How Does Adiabatic Quantum Computation Fit into Quantum Automata Theory?
Tomoyuki Yamakami
TL;DR
This work introduces adiabatic evolutionary quantum systems (AEQS) as a bridge between adiabatic quantum computation and quantum automata theory, incorporating constant-memory (finite automata) models to generate the Hamiltonians governing adiabatic evolution. By allowing nonuniform, resource-bounded Hamiltonian construction via quantum quasi-automata (1qqaf/1moqqaf/2qqaf families), the paper demonstrates how a broad class of decision problems can be solved with controlled system size, spectral gaps, and energies, and it shows concrete simulations for 1moqfa, garbage-tape 1qfa, unambiguous pushdown automata, and polynomial-size 2qfa languages.
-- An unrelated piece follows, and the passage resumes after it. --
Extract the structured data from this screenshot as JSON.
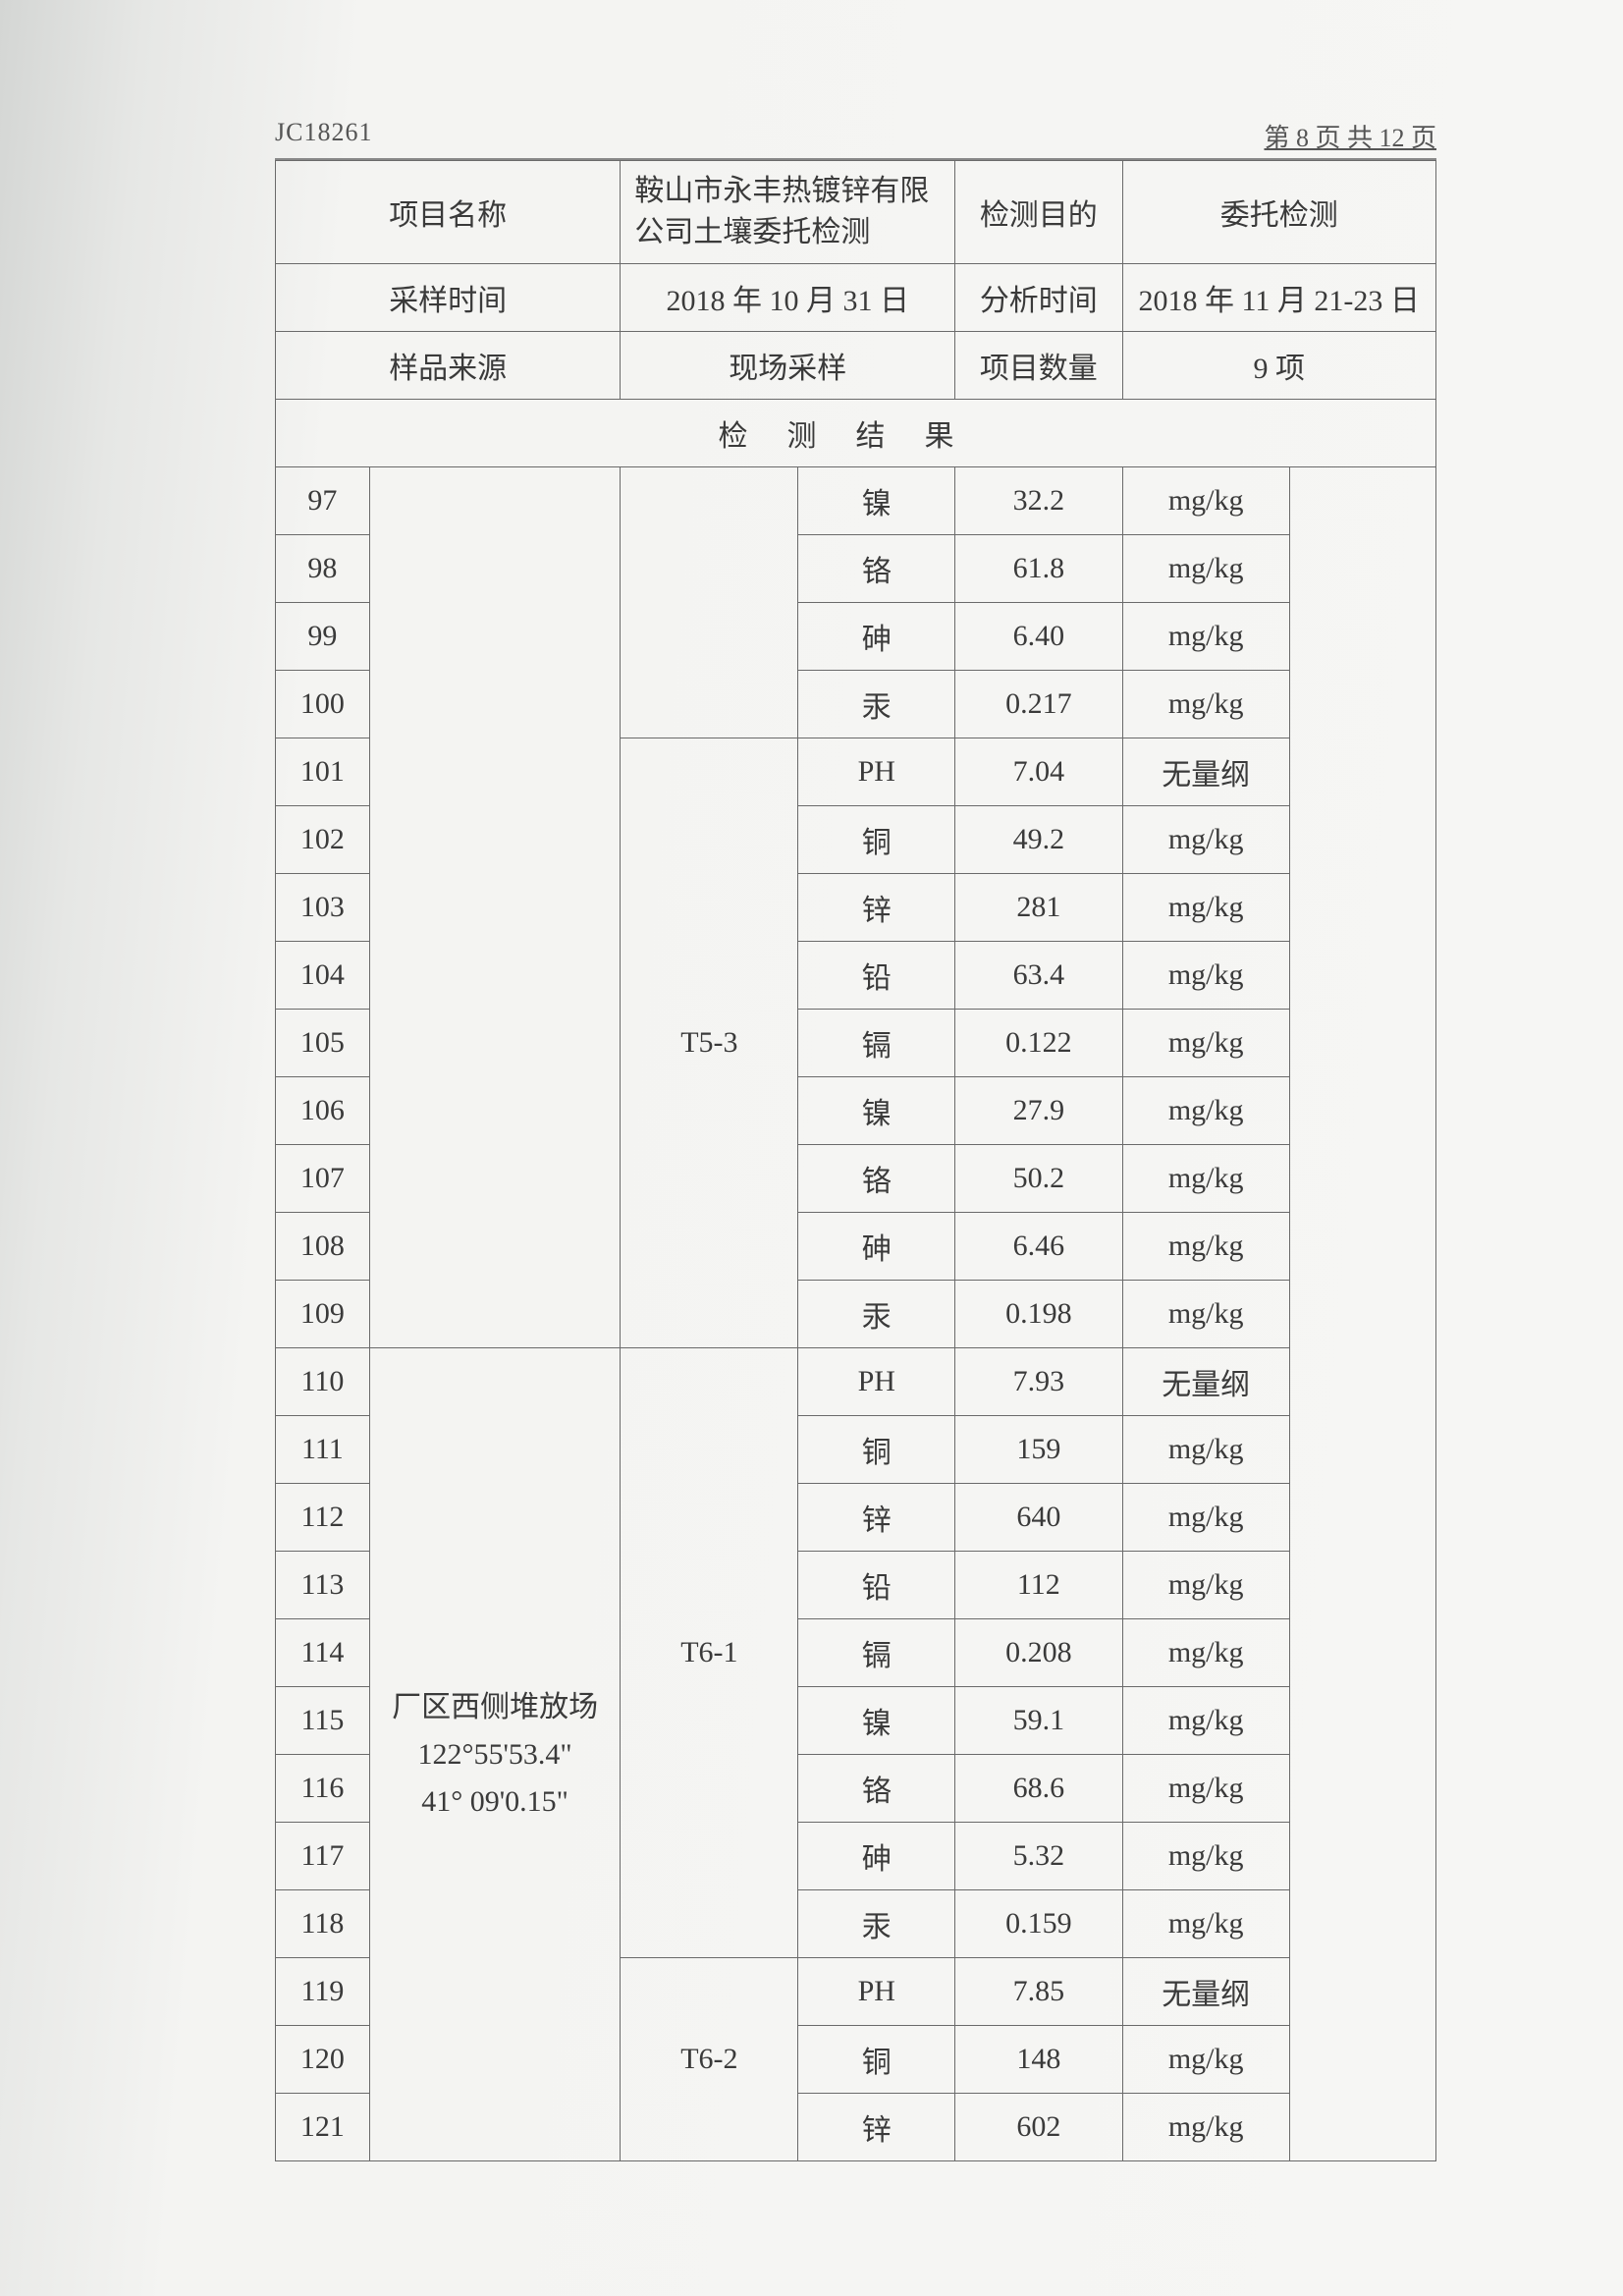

It develops a formal framework for conditional AEQSs AEQS(F), analyzes closure properties, and connects AEQS classes to existing complexity classes (e.g., ptime-BQL/poly), while outlining future research directions in uniformity, optimal condition sets, and broader machine-model integrations. The results provide a structured, automata-theoretic lens on adiabatic quantum computing, enabling principled resource-bounded realizations of quantum computations with potential practical impact on near-term devices and theoretical insights into quantum computational models. All mathematical constructs are given with explicit Hamiltonians, spectral gaps, and ground-state proximity criteria to support rigorous classification of languages under AEQS-based complexity.
Abstract
Quantum computation has emerged as a powerful computational medium of our time, having demonstrated the remarkable efficiency in factoring a positive integer and searching databases faster than any currently known classical computing algorithm. Adiabatic evolution of quantum systems have been studied as a potential means that physically realizes quantum computation. Up to now, all the research on adiabatic quantum systems has dealt with polynomial time-bounded computation and little attention has been paid to, for instance, adiabatic quantum systems consuming only constant memory space. Such quantum systems can be modeled in a form similar to quantum finite automata. This exposition dares to ask a bold question of how to make adiabatic quantum computation fit into the rapidly progressing framework of quantum automata theory. As our answer to this eminent but profound question, we first lay out a fundamental platform to carry out adiabatic evolutionary quantum systems (AEQSs) with limited computational resources (in size, energy, spectral gap, etc.) and then establish how to construct such AEQSs by operating suitable families of quantum finite automata. We further explore fundamental structural properties of decision problems (as well as promise problems) solved quickly by the appropriately constructed AEQSs.